La principale leçon à tirer du risque de pénurie de biens stratégiques sur notre territoire est l’impératif de relocaliser certaines industries en France. Et il semble bien que ce soit désormais plus qu’une simple annonce gouvernementale : ainsi nous pouvons témoigner du fait que lors du salon professionnel Made In France de septembre 2020, de nombreuses marques sont venues nous voir avec une réelle volonté de rapatrier leur production en France. Une volonté que nous répercutons nous-mêmes au niveau de nos fournisseurs puisque nous essayons de sourcer nos matières premières le plus possible en France (laine et cuir du Tarn, coton des Vosges, tissus imprimés de Rhône-Alpes, thermocollants de Picardie, …).

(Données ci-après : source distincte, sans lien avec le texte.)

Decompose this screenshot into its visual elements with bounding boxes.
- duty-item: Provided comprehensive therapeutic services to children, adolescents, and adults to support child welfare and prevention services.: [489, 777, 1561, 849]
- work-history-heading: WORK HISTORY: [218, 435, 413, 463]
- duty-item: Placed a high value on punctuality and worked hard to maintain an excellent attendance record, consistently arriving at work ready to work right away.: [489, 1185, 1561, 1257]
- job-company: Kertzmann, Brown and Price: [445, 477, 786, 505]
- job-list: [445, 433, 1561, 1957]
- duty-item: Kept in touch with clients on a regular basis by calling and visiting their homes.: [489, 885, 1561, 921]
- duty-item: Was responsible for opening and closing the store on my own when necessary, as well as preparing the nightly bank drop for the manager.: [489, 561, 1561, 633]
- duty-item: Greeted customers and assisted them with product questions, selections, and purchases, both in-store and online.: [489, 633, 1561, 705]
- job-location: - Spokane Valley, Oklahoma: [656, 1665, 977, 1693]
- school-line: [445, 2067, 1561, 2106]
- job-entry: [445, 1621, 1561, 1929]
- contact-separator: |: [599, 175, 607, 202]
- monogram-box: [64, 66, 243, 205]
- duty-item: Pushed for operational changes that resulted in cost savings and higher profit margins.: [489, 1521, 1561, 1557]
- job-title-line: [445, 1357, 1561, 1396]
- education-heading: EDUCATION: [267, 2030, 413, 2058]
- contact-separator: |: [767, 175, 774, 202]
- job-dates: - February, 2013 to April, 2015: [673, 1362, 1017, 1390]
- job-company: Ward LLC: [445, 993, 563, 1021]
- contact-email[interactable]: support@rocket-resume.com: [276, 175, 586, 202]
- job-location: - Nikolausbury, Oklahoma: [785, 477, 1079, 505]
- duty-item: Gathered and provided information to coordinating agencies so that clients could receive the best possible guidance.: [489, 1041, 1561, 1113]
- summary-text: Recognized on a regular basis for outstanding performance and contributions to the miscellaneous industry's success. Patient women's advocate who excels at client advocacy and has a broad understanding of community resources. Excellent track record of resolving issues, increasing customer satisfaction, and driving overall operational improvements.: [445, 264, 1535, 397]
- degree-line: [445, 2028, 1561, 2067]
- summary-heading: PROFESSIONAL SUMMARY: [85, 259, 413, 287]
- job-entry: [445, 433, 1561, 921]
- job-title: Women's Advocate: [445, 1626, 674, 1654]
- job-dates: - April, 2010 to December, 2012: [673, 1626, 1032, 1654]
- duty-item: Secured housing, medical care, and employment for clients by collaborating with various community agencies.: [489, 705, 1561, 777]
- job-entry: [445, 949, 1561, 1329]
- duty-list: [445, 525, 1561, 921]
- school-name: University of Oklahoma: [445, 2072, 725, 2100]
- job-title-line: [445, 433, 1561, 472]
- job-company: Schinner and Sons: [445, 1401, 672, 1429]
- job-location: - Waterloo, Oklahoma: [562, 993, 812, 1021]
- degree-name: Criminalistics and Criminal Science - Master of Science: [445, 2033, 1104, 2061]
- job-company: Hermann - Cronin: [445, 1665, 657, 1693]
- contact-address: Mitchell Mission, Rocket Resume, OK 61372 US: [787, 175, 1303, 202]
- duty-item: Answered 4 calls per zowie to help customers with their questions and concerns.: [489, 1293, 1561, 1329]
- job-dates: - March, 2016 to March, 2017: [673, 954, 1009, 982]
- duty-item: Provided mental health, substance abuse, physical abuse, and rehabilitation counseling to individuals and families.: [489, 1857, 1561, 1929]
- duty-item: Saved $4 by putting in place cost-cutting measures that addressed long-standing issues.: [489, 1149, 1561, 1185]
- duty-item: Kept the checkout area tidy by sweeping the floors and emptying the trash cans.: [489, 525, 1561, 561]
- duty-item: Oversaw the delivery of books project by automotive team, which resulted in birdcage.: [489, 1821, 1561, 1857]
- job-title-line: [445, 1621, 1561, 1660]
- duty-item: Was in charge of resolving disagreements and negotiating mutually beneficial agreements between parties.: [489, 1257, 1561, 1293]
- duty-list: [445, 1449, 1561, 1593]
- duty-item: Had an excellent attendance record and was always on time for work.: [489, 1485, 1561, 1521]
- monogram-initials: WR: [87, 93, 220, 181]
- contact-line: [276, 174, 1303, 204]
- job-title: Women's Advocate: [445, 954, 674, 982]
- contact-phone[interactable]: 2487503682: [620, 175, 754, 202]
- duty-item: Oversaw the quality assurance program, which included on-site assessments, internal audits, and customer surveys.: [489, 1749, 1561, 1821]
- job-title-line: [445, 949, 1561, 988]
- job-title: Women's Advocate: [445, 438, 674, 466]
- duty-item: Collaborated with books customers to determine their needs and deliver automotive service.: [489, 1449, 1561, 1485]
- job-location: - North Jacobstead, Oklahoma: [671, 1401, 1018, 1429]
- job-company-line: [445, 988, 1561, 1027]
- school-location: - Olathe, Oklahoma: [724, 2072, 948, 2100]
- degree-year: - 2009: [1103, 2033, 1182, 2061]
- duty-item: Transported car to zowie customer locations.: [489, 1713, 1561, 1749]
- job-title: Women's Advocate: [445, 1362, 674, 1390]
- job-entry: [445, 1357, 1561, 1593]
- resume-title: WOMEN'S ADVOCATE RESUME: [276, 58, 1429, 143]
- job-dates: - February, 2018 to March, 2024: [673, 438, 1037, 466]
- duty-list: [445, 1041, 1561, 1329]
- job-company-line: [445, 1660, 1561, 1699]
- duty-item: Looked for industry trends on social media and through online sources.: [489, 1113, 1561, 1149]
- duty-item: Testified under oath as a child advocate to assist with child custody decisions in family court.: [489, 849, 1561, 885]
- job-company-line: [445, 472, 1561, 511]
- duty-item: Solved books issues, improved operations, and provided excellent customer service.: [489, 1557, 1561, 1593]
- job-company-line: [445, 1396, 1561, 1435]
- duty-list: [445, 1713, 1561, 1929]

Créer des emplois à Vendôme ou Caussade, c’est possible
Cela faisait des années que les industriels avaient le réflexe de délocaliser leur production. Il semble pourtant que cette période soit révolue. Et pour une bonne raison : on redécouvre les avantages de la production locale. Nous avons par exemple racheté en 2018 une fabrique de chapeau fondée en 1946 (les établissements Crambes), située à Caussade, une petite bourgade à vingt kilomètres de Montauban. Nous voyons par ailleurs arriver, depuis une dizaine d’années, de nombreuses jeunes startups qui se positionnent sur ce marché et qui connaissent un grand succès, comme le Slip français. Pendant que certains grands groupes continuent à s’implanter en région, si l’on pense à LVMH qui compte ouvrir une usine à Vendôme et créée 500 emplois pour ses produits de joaillerie.

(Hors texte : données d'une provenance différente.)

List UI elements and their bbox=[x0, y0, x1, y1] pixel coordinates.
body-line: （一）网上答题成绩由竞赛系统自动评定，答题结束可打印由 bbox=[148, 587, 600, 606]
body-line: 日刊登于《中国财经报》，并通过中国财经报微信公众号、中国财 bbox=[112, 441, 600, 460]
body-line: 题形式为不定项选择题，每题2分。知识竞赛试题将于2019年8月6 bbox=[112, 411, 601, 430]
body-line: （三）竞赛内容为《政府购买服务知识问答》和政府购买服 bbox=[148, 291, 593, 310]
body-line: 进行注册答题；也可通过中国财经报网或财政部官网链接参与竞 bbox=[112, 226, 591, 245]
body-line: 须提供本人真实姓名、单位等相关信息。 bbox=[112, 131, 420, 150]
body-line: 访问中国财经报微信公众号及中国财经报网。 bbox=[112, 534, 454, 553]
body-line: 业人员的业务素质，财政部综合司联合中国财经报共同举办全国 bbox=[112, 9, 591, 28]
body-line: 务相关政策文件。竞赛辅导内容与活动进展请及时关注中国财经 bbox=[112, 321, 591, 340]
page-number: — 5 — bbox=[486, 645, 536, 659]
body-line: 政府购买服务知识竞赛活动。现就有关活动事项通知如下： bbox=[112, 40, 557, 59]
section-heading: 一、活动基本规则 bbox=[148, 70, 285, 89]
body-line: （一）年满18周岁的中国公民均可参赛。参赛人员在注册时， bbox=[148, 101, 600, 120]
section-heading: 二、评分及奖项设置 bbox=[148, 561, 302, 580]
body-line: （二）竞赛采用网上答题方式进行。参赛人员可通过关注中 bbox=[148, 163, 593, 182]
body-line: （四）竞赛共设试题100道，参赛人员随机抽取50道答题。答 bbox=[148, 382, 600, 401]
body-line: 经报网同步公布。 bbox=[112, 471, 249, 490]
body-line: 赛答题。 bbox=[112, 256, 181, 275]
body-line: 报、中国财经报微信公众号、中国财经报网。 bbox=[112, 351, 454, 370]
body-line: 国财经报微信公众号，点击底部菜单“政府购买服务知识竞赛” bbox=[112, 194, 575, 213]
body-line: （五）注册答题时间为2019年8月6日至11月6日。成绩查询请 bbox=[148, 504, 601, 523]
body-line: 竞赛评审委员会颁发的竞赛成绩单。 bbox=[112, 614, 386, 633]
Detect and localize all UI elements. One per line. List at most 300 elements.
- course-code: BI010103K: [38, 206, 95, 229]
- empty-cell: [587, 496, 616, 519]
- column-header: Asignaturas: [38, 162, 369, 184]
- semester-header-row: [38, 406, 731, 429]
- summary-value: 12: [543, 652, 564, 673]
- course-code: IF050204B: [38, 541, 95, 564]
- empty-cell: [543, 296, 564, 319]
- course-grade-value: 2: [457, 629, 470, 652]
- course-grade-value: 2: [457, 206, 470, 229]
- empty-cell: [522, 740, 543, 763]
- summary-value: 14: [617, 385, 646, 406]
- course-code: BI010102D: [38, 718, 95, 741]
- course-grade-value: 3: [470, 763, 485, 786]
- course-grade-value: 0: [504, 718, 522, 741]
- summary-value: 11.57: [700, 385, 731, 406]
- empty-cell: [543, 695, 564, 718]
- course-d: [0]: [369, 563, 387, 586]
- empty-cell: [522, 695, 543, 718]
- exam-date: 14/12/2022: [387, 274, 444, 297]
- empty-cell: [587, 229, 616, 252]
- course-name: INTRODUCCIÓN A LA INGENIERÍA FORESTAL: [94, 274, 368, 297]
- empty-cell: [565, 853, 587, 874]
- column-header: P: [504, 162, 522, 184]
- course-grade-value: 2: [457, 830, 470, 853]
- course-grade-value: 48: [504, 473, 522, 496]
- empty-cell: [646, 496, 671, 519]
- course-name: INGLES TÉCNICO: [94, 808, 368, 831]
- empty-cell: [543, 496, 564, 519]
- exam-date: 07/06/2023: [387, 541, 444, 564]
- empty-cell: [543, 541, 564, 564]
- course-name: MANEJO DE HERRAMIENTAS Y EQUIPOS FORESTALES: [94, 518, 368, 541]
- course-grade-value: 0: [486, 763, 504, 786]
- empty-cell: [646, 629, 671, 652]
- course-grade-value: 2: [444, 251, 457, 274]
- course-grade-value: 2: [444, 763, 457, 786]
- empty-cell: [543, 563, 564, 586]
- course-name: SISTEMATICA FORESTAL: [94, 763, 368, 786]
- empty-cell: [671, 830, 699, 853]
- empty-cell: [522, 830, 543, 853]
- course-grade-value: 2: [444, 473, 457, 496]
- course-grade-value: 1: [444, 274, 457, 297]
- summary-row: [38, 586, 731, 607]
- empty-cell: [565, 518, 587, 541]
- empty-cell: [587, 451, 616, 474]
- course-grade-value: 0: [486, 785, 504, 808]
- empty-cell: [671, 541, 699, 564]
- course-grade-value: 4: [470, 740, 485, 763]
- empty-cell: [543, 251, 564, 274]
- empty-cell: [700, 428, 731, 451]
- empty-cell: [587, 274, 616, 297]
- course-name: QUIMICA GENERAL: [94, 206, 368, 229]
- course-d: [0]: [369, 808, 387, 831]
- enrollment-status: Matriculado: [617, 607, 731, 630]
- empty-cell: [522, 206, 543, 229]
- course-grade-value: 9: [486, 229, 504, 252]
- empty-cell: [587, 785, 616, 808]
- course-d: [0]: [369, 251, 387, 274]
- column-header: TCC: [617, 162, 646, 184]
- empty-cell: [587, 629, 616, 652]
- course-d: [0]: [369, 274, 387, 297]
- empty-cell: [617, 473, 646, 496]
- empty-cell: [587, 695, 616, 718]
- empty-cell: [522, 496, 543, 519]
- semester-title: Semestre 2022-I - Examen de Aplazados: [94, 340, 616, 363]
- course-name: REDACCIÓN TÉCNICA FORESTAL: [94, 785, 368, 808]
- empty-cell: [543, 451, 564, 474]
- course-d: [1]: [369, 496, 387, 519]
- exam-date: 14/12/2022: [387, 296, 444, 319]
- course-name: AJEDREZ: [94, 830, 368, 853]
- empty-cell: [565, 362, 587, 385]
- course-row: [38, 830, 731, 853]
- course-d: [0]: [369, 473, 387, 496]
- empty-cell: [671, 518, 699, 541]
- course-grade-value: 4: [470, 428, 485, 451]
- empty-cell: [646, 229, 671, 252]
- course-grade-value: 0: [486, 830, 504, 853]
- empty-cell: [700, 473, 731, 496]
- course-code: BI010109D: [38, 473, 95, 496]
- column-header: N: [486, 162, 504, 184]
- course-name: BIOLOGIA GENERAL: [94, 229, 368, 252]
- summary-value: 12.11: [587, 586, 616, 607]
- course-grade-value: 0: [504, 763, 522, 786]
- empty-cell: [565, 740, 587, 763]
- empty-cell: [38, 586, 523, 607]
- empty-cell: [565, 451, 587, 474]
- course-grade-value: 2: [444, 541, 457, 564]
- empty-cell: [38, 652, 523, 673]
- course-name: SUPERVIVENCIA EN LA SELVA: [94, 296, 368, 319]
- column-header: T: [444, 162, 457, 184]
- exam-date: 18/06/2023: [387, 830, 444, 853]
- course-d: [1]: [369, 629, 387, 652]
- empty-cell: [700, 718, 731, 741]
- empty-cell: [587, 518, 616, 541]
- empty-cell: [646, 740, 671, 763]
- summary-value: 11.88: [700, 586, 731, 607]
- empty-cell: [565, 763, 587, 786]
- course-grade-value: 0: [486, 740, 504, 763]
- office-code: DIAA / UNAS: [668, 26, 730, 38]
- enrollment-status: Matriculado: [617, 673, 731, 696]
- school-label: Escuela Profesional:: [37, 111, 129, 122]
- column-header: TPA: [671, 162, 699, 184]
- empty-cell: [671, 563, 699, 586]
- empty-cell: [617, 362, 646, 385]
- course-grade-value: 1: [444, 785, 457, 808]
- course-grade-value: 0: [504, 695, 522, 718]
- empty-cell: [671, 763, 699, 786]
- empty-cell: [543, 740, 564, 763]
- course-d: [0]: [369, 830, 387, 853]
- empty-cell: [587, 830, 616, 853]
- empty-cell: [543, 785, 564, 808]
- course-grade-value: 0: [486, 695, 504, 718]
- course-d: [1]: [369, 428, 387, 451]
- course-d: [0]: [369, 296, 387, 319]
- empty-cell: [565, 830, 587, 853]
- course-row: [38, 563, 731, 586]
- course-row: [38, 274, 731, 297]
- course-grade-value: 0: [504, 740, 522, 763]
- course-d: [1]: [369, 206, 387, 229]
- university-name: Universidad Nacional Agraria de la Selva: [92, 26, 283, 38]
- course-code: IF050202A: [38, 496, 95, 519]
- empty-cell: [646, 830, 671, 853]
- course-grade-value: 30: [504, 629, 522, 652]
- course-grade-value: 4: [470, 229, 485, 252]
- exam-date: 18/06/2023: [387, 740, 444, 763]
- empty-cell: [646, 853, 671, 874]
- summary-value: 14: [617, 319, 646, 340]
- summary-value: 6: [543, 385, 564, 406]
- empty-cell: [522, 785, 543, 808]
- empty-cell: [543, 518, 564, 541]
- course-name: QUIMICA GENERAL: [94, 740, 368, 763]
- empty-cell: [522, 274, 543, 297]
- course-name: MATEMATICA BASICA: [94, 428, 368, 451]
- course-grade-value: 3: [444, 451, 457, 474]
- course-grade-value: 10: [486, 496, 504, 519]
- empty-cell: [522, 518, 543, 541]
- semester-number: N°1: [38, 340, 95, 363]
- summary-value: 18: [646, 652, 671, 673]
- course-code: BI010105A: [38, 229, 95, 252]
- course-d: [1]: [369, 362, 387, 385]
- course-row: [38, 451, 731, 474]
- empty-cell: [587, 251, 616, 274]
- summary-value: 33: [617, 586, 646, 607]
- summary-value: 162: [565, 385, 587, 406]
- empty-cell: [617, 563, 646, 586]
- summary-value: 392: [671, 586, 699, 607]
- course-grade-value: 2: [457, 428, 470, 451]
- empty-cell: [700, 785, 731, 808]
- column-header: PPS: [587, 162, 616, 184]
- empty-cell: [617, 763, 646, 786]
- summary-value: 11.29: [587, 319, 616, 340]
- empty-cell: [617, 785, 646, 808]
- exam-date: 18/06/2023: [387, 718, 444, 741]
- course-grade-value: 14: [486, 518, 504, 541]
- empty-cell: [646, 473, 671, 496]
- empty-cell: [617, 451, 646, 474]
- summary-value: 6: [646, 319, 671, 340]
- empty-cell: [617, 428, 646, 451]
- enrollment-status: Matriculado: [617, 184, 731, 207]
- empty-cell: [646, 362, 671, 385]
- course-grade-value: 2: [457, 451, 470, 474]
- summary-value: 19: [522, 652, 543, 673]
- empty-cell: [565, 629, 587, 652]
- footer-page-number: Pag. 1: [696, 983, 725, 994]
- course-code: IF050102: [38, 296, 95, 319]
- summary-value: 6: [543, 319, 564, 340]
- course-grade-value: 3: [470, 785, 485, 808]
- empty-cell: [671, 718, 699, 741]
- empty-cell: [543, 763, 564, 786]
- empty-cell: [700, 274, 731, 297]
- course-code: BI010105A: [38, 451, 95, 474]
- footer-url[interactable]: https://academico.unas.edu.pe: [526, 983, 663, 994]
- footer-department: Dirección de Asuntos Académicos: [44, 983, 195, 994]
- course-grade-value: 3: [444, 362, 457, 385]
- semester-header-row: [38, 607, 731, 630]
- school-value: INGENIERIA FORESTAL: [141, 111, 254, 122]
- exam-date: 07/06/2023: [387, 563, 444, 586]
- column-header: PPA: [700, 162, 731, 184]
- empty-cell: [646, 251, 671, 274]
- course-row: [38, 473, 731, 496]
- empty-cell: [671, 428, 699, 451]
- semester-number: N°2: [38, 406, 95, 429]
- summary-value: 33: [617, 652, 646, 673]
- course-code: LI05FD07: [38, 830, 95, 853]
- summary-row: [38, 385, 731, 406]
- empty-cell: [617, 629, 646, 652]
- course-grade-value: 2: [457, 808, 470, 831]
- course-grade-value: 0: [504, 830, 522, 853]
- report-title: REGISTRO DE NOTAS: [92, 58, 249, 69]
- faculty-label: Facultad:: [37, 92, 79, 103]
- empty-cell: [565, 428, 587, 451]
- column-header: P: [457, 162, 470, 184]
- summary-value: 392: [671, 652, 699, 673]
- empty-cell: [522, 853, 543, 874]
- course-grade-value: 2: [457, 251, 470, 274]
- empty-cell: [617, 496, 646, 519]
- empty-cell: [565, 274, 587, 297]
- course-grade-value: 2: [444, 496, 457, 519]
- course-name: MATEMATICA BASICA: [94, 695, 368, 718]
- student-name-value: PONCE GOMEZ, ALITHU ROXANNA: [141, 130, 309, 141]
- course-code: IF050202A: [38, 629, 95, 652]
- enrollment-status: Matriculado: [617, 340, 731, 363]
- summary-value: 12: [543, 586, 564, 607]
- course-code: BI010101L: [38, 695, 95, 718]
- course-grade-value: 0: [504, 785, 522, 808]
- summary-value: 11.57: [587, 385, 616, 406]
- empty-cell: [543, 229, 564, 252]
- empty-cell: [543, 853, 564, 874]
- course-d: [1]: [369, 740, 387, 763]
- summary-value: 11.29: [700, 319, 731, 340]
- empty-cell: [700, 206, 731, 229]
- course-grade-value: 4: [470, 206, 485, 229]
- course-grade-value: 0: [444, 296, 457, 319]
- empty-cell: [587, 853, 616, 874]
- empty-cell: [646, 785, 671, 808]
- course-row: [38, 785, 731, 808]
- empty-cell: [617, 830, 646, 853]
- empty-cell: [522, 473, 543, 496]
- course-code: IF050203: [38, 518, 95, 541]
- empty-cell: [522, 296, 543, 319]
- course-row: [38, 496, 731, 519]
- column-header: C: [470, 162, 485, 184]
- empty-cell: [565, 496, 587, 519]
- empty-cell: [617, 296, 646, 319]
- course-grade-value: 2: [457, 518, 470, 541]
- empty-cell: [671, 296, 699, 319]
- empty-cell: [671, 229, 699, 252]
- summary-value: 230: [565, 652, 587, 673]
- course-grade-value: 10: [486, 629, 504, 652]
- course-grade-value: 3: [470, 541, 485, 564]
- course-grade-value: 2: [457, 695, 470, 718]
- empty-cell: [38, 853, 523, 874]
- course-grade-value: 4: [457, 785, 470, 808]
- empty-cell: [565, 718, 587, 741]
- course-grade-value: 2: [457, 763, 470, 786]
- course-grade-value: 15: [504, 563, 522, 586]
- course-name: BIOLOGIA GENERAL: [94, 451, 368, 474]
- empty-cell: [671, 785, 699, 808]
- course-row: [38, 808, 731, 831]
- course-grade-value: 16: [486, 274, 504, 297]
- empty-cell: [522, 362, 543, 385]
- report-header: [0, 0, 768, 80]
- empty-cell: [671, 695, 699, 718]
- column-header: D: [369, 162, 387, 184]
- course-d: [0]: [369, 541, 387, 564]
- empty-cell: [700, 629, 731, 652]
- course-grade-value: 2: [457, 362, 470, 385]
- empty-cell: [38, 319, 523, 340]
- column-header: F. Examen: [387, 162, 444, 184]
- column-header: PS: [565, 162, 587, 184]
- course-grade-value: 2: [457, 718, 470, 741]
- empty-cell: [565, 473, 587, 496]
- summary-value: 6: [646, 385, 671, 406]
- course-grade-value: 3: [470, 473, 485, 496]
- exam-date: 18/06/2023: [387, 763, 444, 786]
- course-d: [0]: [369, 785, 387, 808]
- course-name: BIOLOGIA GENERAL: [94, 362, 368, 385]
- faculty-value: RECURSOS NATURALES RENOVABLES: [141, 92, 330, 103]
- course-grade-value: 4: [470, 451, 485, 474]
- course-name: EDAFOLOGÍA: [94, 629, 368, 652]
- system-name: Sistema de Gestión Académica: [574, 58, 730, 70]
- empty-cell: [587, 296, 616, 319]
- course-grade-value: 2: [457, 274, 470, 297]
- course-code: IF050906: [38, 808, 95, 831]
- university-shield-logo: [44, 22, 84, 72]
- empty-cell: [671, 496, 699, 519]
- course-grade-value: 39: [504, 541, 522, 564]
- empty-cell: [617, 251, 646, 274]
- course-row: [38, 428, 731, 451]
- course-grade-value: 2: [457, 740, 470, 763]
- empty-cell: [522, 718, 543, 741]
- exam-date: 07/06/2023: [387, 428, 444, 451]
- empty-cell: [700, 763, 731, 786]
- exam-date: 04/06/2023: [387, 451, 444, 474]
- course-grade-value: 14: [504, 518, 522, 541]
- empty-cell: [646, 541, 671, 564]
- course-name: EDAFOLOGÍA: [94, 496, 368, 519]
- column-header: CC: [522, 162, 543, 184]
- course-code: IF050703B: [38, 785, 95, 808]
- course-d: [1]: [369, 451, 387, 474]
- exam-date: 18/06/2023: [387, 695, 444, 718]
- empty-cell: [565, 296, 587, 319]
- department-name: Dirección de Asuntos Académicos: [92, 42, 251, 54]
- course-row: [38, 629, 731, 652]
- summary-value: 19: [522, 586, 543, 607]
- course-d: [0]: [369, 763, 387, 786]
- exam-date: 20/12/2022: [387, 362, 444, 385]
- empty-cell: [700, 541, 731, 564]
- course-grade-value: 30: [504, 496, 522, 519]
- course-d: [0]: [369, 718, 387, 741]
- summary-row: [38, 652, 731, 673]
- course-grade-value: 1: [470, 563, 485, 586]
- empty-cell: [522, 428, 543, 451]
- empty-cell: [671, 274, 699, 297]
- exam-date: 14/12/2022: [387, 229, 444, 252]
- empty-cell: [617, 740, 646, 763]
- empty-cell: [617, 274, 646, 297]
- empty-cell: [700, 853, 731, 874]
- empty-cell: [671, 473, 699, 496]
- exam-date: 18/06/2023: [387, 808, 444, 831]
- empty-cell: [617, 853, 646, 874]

Mais pour que ce mouvement prenne de l’ampleur à la fois au niveau des grands groupes et des petites PME, il faut rendre ses lettres noblesses au travail manuel, canaliser les talents, et les rémunérer à leur juste valeur. De nombreux citadins surdiplômés veulent réinvestir les métiers manuels qui ont du sens. Il faut donc remettre en avant les savoir-faire techniques et former davantage les jeunes aux métiers industriels via l’apprentissage. Par ailleurs, lorsque la main d’œuvre est formée et qualifiée, elle coute plus chère. Elle est plus experte, plus qualifiée, socialement mieux protégée. Mais c’est le prix d’une marque socialement plus responsable, et plus attractive.
Produire local pour réduire son empreinte carbone
A la suite du salon professionnel Made In France, et de l’intérêt des marques pour faire fabriquer leurs chapeaux en France, nous avons dû recruter pour faire face à la demande…. Qui aurait pu penser cela en pleine pandémie ? La création d’emplois en France dans nos régions est le sésame qui se trouvera forcément au rendez-vous des relocalisations.
Enfin, en plus de l’emploi et des avantages économiques, la production locale représente un atout considérable pour l’environnement. En effet, d’ici 2023, l’affichage du bilan carbone devrait apparaitre sur les biens manufacturés. Voici donc une dernière raison qui peut expliquer que les relocalisations ont tout l’avenir devant elles et que la carte de France des métiers de 2030 promet d’être riche est diversifiée.